Let me tell you about a day in my life here. I leave my home to take a walk around the community. I have a meal for a neighbor who has returned from the hospital. Another neighbor is walking her two little dogs. I pet them as she and I talk briefly about last night’s business meeting and check our ideas for the next meeting of the Work Committee which we both are on.

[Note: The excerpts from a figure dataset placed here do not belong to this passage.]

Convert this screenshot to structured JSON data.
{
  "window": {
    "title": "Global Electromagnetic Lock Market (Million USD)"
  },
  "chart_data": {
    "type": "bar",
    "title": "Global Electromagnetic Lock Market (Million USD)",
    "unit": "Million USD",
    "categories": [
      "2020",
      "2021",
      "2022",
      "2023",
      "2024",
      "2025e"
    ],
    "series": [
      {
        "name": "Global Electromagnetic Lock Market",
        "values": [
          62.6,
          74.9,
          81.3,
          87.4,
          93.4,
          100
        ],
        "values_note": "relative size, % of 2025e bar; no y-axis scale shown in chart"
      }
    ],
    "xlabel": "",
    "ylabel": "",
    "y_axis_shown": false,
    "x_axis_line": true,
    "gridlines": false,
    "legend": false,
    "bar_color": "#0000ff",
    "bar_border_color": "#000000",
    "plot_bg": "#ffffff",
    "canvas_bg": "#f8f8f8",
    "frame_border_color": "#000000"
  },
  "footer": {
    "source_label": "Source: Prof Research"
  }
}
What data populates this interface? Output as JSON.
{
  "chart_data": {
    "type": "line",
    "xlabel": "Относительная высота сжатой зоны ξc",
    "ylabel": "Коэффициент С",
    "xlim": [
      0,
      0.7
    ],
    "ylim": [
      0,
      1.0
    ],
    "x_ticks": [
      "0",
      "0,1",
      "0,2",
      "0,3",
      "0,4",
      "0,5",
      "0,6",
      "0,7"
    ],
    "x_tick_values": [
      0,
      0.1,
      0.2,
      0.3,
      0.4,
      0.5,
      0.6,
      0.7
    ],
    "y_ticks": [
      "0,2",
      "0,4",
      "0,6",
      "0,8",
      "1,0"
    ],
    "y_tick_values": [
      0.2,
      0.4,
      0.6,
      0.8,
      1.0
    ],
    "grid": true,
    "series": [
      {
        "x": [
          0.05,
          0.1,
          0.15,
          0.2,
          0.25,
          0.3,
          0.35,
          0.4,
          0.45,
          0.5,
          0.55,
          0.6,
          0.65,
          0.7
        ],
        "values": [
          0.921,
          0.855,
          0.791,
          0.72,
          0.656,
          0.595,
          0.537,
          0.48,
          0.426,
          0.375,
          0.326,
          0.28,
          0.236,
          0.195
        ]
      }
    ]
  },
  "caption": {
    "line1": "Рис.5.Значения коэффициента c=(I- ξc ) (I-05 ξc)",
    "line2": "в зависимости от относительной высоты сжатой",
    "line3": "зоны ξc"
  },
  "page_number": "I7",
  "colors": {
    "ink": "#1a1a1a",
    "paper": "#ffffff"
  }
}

Several children are playing together, having great fun on the new play structure with its many opportunities for climbing, swinging and cooperative play. I call “Hi” to them, exchange a couple of hugs and head toward the Common House to check on my jobs. On the way, I admire the common gardens which are in their prime. Several neighbors are working there, watering, picking, weeding and nibbling. One mother, head of the Garden Committee with her young sons playing beside her, is busily picking beans for tonight’s community dinner.

I walk into the Common House to check on my jobs for the month. We each work a few hours each month for the good of the community. I see that I am assistant cook for Sunday’s Common Meal with another neighbor, so I stop by her home on the way back. She and her husband are very active in keeping us on an even keel. In fact, he is chair of the Grounds Committee and is out checking that the mowers are in good working condition. She and I discuss dinner plans, I pet their dog and head back up the hill.

I hear frogs singing in the retention pond, as geese, honking, fly overhead. Two of our older boys skim past me on their roller blades, knowing they are safe since no cars drive within the perimeter of the buildings. Standing on the porch of my home I look around and feel great satisfaction with my life, sharing it with so many friends of all ages at Touchstone.